After the Senate’s latest health care plan failed, Trump and the GOP are now rooting for a full repeal of the ACA as soon as next week. Trump has said he wants to repeal the ACA as quickly as possible and the Senate shouldn’t go into their August recess without putting a repeal bill on his desk. What we don’t know is how Senator Tillis will vote on the full repeal of the ACA next Tuesday that has the potential to leave 32 million Americans without health coverage.
Still, it seems improbable that the White House lunch will change the calculus in the Senate, where McConnell has failed repeatedly to come up with a bill that can satisfy both conservatives and moderates in his party. Two different versions of repeal-and-replace legislation fell short of votes before coming to the floor, pushing McConnell to announce Monday night that he would retreat to a repeal-only bill that had passed Congress when Obama was in office.
Yet almost as soon as that plan was unveiled it too was killed off as three GOP senators, one more than McConnell can afford to lose in the narrowly divided Senate, announced opposition.

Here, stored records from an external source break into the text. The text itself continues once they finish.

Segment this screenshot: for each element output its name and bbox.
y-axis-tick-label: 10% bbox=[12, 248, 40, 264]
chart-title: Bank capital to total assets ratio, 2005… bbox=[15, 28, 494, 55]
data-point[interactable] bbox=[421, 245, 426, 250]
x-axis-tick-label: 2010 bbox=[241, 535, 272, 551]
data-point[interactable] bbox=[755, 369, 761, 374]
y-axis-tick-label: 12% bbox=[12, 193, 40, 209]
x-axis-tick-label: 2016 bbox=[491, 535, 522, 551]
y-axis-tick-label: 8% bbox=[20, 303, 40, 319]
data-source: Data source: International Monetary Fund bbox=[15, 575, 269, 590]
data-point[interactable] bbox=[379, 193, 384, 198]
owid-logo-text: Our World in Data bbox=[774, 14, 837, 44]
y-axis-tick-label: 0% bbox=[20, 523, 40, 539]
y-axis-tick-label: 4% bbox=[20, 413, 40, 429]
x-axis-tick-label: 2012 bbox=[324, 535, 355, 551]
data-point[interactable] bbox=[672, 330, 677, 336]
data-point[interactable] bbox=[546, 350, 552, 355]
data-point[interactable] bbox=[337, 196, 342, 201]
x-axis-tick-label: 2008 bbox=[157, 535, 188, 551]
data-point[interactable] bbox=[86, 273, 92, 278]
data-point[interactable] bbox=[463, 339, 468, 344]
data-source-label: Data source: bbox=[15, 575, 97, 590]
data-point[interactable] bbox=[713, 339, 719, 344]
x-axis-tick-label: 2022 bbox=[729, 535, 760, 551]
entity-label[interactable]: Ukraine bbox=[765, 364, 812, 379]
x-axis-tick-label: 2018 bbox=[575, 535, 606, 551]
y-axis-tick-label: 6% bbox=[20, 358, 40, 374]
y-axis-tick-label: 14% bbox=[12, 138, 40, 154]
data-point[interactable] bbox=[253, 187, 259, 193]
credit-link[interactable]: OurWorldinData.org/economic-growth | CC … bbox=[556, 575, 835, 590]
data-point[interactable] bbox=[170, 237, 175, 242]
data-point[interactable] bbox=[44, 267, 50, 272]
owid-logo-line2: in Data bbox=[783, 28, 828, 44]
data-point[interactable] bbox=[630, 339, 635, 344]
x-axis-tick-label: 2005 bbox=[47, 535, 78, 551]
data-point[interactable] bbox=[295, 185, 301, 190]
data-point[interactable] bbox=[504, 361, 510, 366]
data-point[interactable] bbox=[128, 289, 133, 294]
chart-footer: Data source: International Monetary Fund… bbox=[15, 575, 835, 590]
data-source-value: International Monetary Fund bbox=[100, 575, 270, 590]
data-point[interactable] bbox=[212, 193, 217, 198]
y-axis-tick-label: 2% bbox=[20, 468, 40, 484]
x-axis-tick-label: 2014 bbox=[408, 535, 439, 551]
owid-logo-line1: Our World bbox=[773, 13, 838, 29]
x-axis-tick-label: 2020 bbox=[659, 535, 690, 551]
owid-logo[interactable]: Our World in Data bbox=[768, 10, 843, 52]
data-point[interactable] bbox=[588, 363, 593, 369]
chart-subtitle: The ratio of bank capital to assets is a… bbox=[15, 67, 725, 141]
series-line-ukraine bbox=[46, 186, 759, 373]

Complicating matters further, in his comments at the White House lunch Trump was back to supporting repeal and replace legislation, not just repeal.
“We have no choice, we have to repeal and replace Obamacare,” Trump said. “We can repeal it but the best is repeal and replace.”
Notwithstanding the mixed messages, what was clear Wednesday was that after promising for seven years to repeal and replace “Obamacare” — and using the issue to obtain majorities in Congress and the White House — many Republican senators are reluctant to abandon the effort, even as some acknowledge it would take a dramatic intervention to change the outcome.
“Know anybody who can work miracles?” said GOP Sen. Pat Roberts of Kansas ahead of the White House lunch.
As Chuck Grassley of Iowa got on board the bus that would ferry senators to the Trump lunch, he tweeted: “I’m eager to replace Obamacare and I’m the first one on the bus to the Whitehouse to find the magic to get to ‘yes.'”
The three senators who are publicly opposed to moving forward on the repeal-only bill are Sens. Susan Collins of Maine, Lisa Murkowski of Alaska and Shelley Moore Capito of West Virginia.